EDUCATION, DEMOCRACY, AND MACHIAVELLIAN MOTIVATION Patrick J. Finn School learning usually requires engagement and often-considerable effort on the part of the learner. That takes motivation. Educators have long recognized that there are at least two kinds of motivation. Students have intrinsic motivation when they want to learn because they are interested in a topic the way some people are interested Civil War history or chess. The reward comes from the learning itself. Students have extrinsic motivation when they want to learn because they want passing grades or go to a good college (or in the Traditional Era to avoid corporal punishment); but otherwise, they’re not that interested. The reward comes from outside the learning itself. Nearly everyone agrees that intrinsic motivation is preferred, but extrinsic motivation is much more common and it is quite effective particularly with middle-class and more affluent students. Motivation plays an interesting role in working-class schools. Most teachers in these schools do not think much about intrinsic motivation (except, perhaps, to wish the students had it), but they talk a lot about extrinsic motivation (and also wish the students had it). They repeatedly refer to learning things because they will be on the test. When they find outstanding students they encourage them with the promise of going to college and by inference joining the middle class. These are, of course, potential border crossers, students who are willing, perhaps eager, to adopt middle-class values, attitudes, behaviors, beliefs, and ways of communicating and more or less abandon their own. After the social upheavals of the 1960s and 1970s a third kind of motivation was suggested— Machiavellian motivation. Take students who go to an overcrowded high school where fewer than half the teachers are fully certified and where barely half the students graduate and who live in a part


of town where unemployment is double the regional average, and where housing is substandard and nearly everyone is without health insurance, where they paved the local elementary school playground for a teachers parking lot.

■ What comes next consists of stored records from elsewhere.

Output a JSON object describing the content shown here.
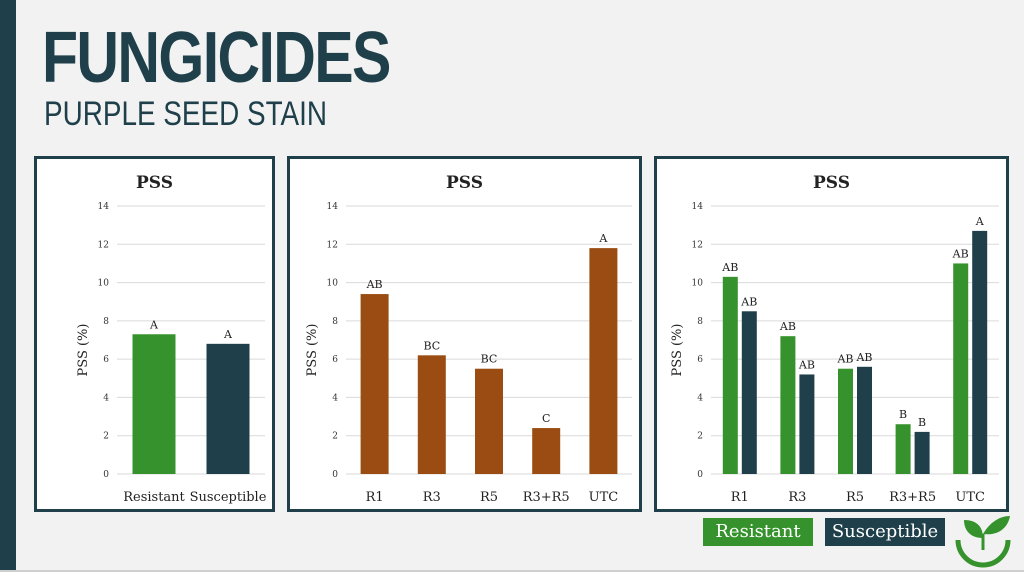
{
  "header": {
    "title": "FUNGICIDES",
    "subtitle": "PURPLE SEED STAIN"
  },
  "colors": {
    "resistant": "#36922c",
    "susceptible": "#1f404b",
    "timing": "#9b4c12",
    "frame": "#1f404b"
  },
  "legend": {
    "resistant": "Resistant",
    "susceptible": "Susceptible"
  },
  "logo_icon": "leaf-sprout-icon",
  "chart_data": [
    {
      "type": "bar",
      "title": "PSS",
      "ylabel": "PSS (%)",
      "ylim": [
        0,
        14
      ],
      "yticks": [
        0,
        2,
        4,
        6,
        8,
        10,
        12,
        14
      ],
      "categories": [
        "Resistant",
        "Susceptible"
      ],
      "series": [
        {
          "values": [
            7.3,
            6.8
          ],
          "labels": [
            "A",
            "A"
          ]
        }
      ],
      "grid": true
    },
    {
      "type": "bar",
      "title": "PSS",
      "ylabel": "PSS (%)",
      "ylim": [
        0,
        14
      ],
      "yticks": [
        0,
        2,
        4,
        6,
        8,
        10,
        12,
        14
      ],
      "categories": [
        "R1",
        "R3",
        "R5",
        "R3+R5",
        "UTC"
      ],
      "series": [
        {
          "values": [
            9.4,
            6.2,
            5.5,
            2.4,
            11.8
          ],
          "labels": [
            "AB",
            "BC",
            "BC",
            "C",
            "A"
          ]
        }
      ],
      "grid": true
    },
    {
      "type": "bar",
      "title": "PSS",
      "ylabel": "PSS (%)",
      "ylim": [
        0,
        14
      ],
      "yticks": [
        0,
        2,
        4,
        6,
        8,
        10,
        12,
        14
      ],
      "categories": [
        "R1",
        "R3",
        "R5",
        "R3+R5",
        "UTC"
      ],
      "series": [
        {
          "name": "Resistant",
          "values": [
            10.3,
            7.2,
            5.5,
            2.6,
            11.0
          ],
          "labels": [
            "AB",
            "AB",
            "AB",
            "B",
            "AB"
          ]
        },
        {
          "name": "Susceptible",
          "values": [
            8.5,
            5.2,
            5.6,
            2.2,
            12.7
          ],
          "labels": [
            "AB",
            "AB",
            "AB",
            "B",
            "A"
          ]
        }
      ],
      "grid": true,
      "legend": "bottom-right"
    }
  ]
}
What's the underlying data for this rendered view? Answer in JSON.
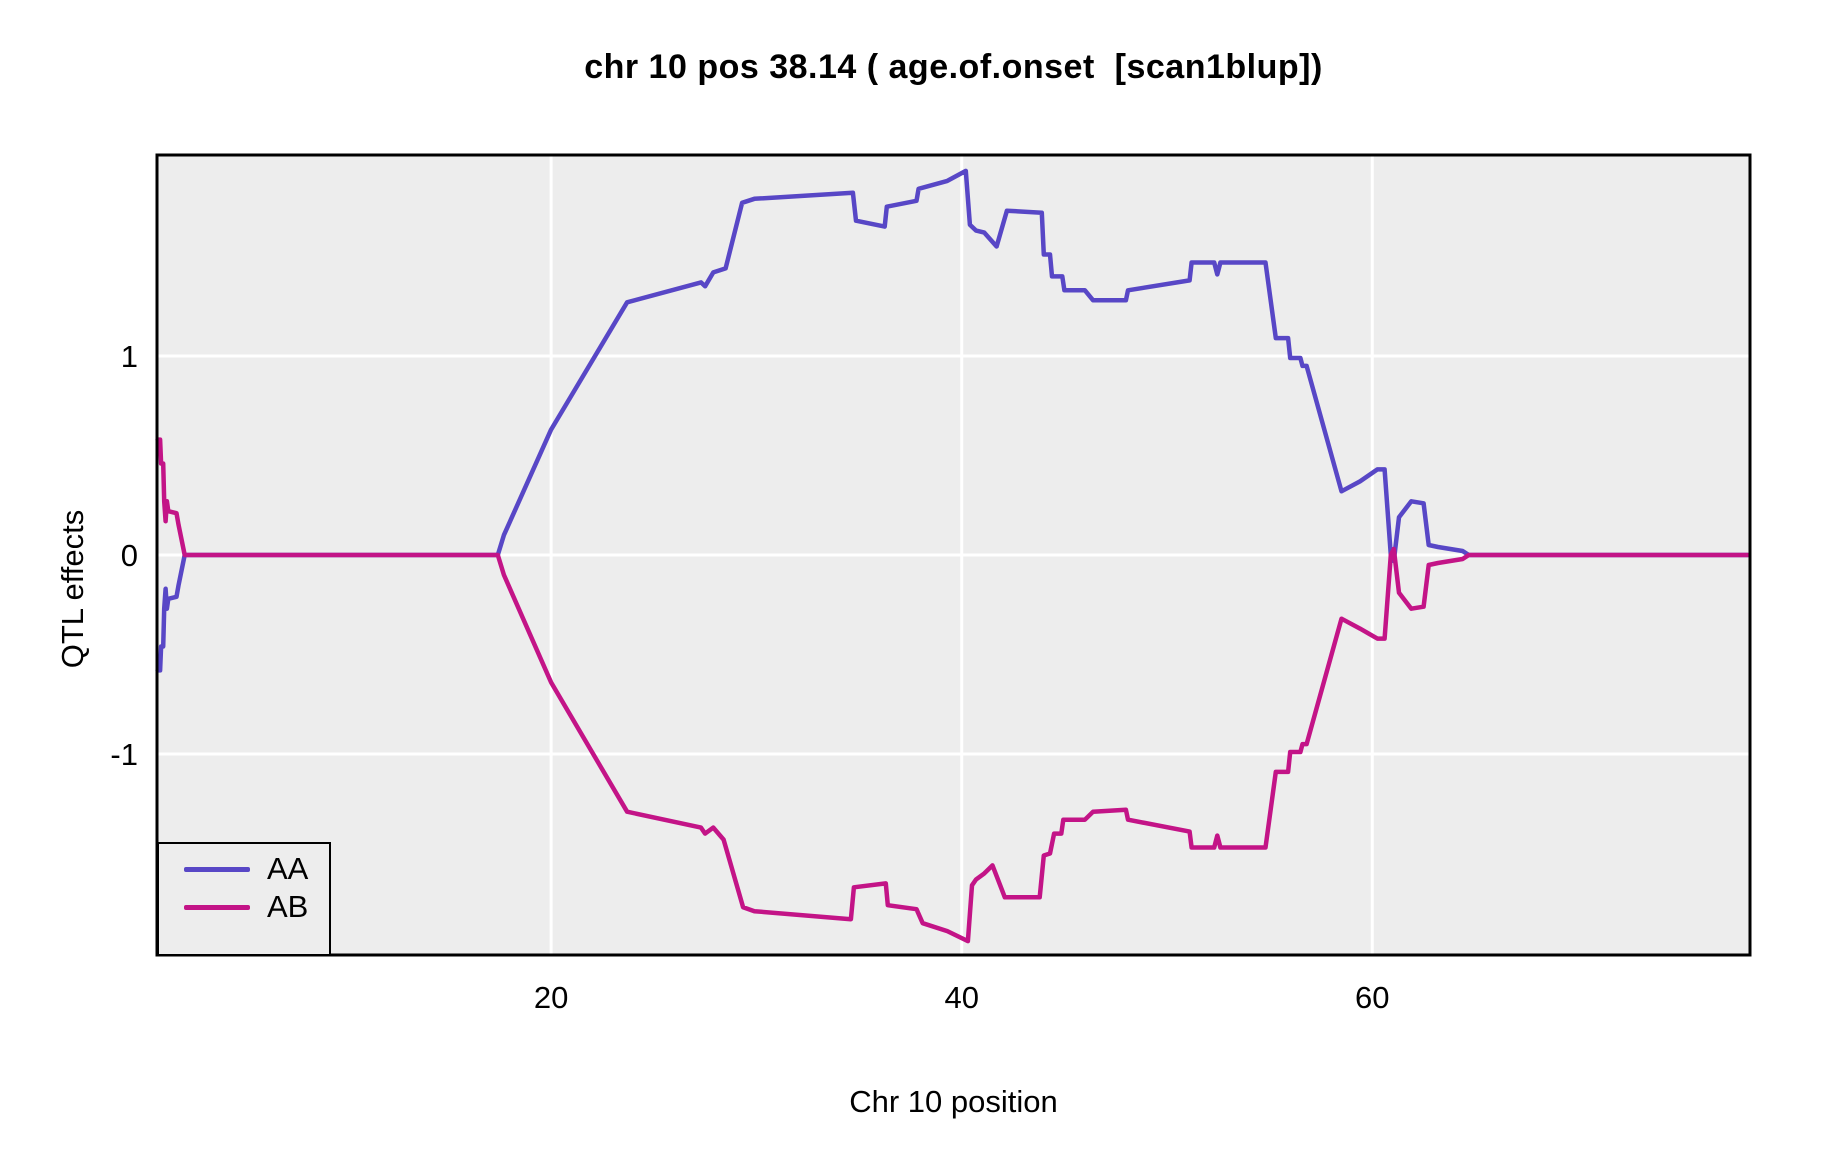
{
  "chart_data": {
    "type": "line",
    "title": "chr 10 pos 38.14 ( age.of.onset  [scan1blup])",
    "xlabel": "Chr 10 position",
    "ylabel": "QTL effects",
    "xlim": [
      0.8,
      78.4
    ],
    "ylim": [
      -2.01,
      2.01
    ],
    "x_ticks": [
      20,
      40,
      60
    ],
    "y_ticks": [
      -1,
      0,
      1
    ],
    "grid": true,
    "legend_position": "bottom-left",
    "colors": {
      "panel_background": "#ededed",
      "gridline": "#ffffff",
      "panel_border": "#000000",
      "text": "#000000"
    },
    "series": [
      {
        "name": "AA",
        "color": "#5847c6",
        "points": [
          [
            0.83,
            -0.58
          ],
          [
            0.95,
            -0.58
          ],
          [
            1.0,
            -0.46
          ],
          [
            1.1,
            -0.46
          ],
          [
            1.15,
            -0.27
          ],
          [
            1.22,
            -0.17
          ],
          [
            1.28,
            -0.27
          ],
          [
            1.35,
            -0.22
          ],
          [
            1.75,
            -0.21
          ],
          [
            1.85,
            -0.15
          ],
          [
            2.15,
            0.0
          ],
          [
            17.4,
            0.0
          ],
          [
            17.7,
            0.1
          ],
          [
            20.0,
            0.63
          ],
          [
            23.7,
            1.27
          ],
          [
            27.3,
            1.37
          ],
          [
            27.5,
            1.35
          ],
          [
            27.9,
            1.42
          ],
          [
            28.5,
            1.44
          ],
          [
            29.3,
            1.77
          ],
          [
            29.9,
            1.79
          ],
          [
            34.7,
            1.82
          ],
          [
            34.85,
            1.68
          ],
          [
            36.25,
            1.65
          ],
          [
            36.35,
            1.75
          ],
          [
            37.8,
            1.78
          ],
          [
            37.9,
            1.84
          ],
          [
            39.3,
            1.88
          ],
          [
            40.2,
            1.93
          ],
          [
            40.4,
            1.66
          ],
          [
            40.7,
            1.63
          ],
          [
            41.1,
            1.62
          ],
          [
            41.7,
            1.55
          ],
          [
            42.2,
            1.73
          ],
          [
            43.9,
            1.72
          ],
          [
            44.0,
            1.51
          ],
          [
            44.3,
            1.51
          ],
          [
            44.4,
            1.4
          ],
          [
            44.9,
            1.4
          ],
          [
            45.0,
            1.33
          ],
          [
            46.0,
            1.33
          ],
          [
            46.4,
            1.28
          ],
          [
            48.0,
            1.28
          ],
          [
            48.1,
            1.33
          ],
          [
            51.1,
            1.38
          ],
          [
            51.2,
            1.47
          ],
          [
            52.3,
            1.47
          ],
          [
            52.45,
            1.41
          ],
          [
            52.6,
            1.47
          ],
          [
            54.8,
            1.47
          ],
          [
            55.3,
            1.09
          ],
          [
            55.9,
            1.09
          ],
          [
            56.0,
            0.99
          ],
          [
            56.5,
            0.99
          ],
          [
            56.6,
            0.95
          ],
          [
            56.8,
            0.95
          ],
          [
            58.5,
            0.32
          ],
          [
            59.4,
            0.37
          ],
          [
            60.25,
            0.43
          ],
          [
            60.6,
            0.43
          ],
          [
            60.9,
            0.0
          ],
          [
            61.05,
            -0.03
          ],
          [
            61.3,
            0.19
          ],
          [
            61.9,
            0.27
          ],
          [
            62.5,
            0.26
          ],
          [
            62.75,
            0.05
          ],
          [
            63.2,
            0.04
          ],
          [
            64.4,
            0.02
          ],
          [
            64.7,
            0.0
          ],
          [
            78.3,
            0.0
          ]
        ]
      },
      {
        "name": "AB",
        "color": "#c31487",
        "points": [
          [
            0.83,
            0.58
          ],
          [
            0.95,
            0.58
          ],
          [
            1.0,
            0.46
          ],
          [
            1.1,
            0.46
          ],
          [
            1.15,
            0.27
          ],
          [
            1.22,
            0.17
          ],
          [
            1.28,
            0.27
          ],
          [
            1.35,
            0.22
          ],
          [
            1.75,
            0.21
          ],
          [
            1.85,
            0.15
          ],
          [
            2.15,
            0.0
          ],
          [
            17.4,
            0.0
          ],
          [
            17.7,
            -0.1
          ],
          [
            20.0,
            -0.64
          ],
          [
            23.7,
            -1.29
          ],
          [
            27.3,
            -1.37
          ],
          [
            27.5,
            -1.4
          ],
          [
            27.9,
            -1.37
          ],
          [
            28.4,
            -1.43
          ],
          [
            29.35,
            -1.77
          ],
          [
            29.9,
            -1.79
          ],
          [
            34.6,
            -1.83
          ],
          [
            34.75,
            -1.67
          ],
          [
            36.3,
            -1.65
          ],
          [
            36.4,
            -1.76
          ],
          [
            37.8,
            -1.78
          ],
          [
            38.1,
            -1.85
          ],
          [
            39.3,
            -1.89
          ],
          [
            40.3,
            -1.94
          ],
          [
            40.5,
            -1.66
          ],
          [
            40.7,
            -1.63
          ],
          [
            41.1,
            -1.6
          ],
          [
            41.5,
            -1.56
          ],
          [
            42.1,
            -1.72
          ],
          [
            43.8,
            -1.72
          ],
          [
            44.0,
            -1.51
          ],
          [
            44.3,
            -1.5
          ],
          [
            44.5,
            -1.4
          ],
          [
            44.85,
            -1.4
          ],
          [
            44.95,
            -1.33
          ],
          [
            46.0,
            -1.33
          ],
          [
            46.4,
            -1.29
          ],
          [
            48.0,
            -1.28
          ],
          [
            48.1,
            -1.33
          ],
          [
            51.1,
            -1.39
          ],
          [
            51.2,
            -1.47
          ],
          [
            52.3,
            -1.47
          ],
          [
            52.45,
            -1.41
          ],
          [
            52.6,
            -1.47
          ],
          [
            54.8,
            -1.47
          ],
          [
            55.3,
            -1.09
          ],
          [
            55.9,
            -1.09
          ],
          [
            56.0,
            -0.99
          ],
          [
            56.5,
            -0.99
          ],
          [
            56.6,
            -0.95
          ],
          [
            56.8,
            -0.95
          ],
          [
            58.5,
            -0.32
          ],
          [
            59.4,
            -0.37
          ],
          [
            60.25,
            -0.42
          ],
          [
            60.6,
            -0.42
          ],
          [
            60.9,
            0.0
          ],
          [
            61.05,
            0.03
          ],
          [
            61.3,
            -0.19
          ],
          [
            61.9,
            -0.27
          ],
          [
            62.5,
            -0.26
          ],
          [
            62.75,
            -0.05
          ],
          [
            63.2,
            -0.04
          ],
          [
            64.4,
            -0.02
          ],
          [
            64.7,
            0.0
          ],
          [
            78.3,
            0.0
          ]
        ]
      }
    ],
    "legend": {
      "entries": [
        {
          "label": "AA",
          "color": "#5847c6"
        },
        {
          "label": "AB",
          "color": "#c31487"
        }
      ]
    }
  }
}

Such students are probably not going to be motivated to read Macbeth or learn algebra because they are interesting or even to get more than a passing grade, but they might be motivated to become better educated and learn the discourse of power—perhaps becoming a union member or activist or organizer or teacher or lawyer or office holder with a passion for social justice— so you can fight to get families like yours a better deal. That’s Machiavellian motivation. However, the kind of motivation described here has more to do with Freire than with Machiavelli. I prefer to call it Freirean motivation but I do like the “attitude” that Machiavelli invokes. Working-class students with Freirean motivation may learn middle-class values, attitudes, behaviors, beliefs, and language, but not to replace their own. Instead, they learn to operate in middle-class or even executive elite cultures in order to beat the middle-class and executive elite at its own game and thereby address the inequities and injustices suffered by their own communities, the way organized labor and the old Democratic Party once did in order to effect government policy and to stand up to corporations and big money interests.

Discuss the concepts of intrinsic, extrinsic, and Freirean motivation in connection with the Corresponding Societies, schools of the earliest advocates of reading instruction for working-class children (Hannah More and Patrick Colquhoun, for example), schools in the Traditional Era, and schools in the Progressive Era.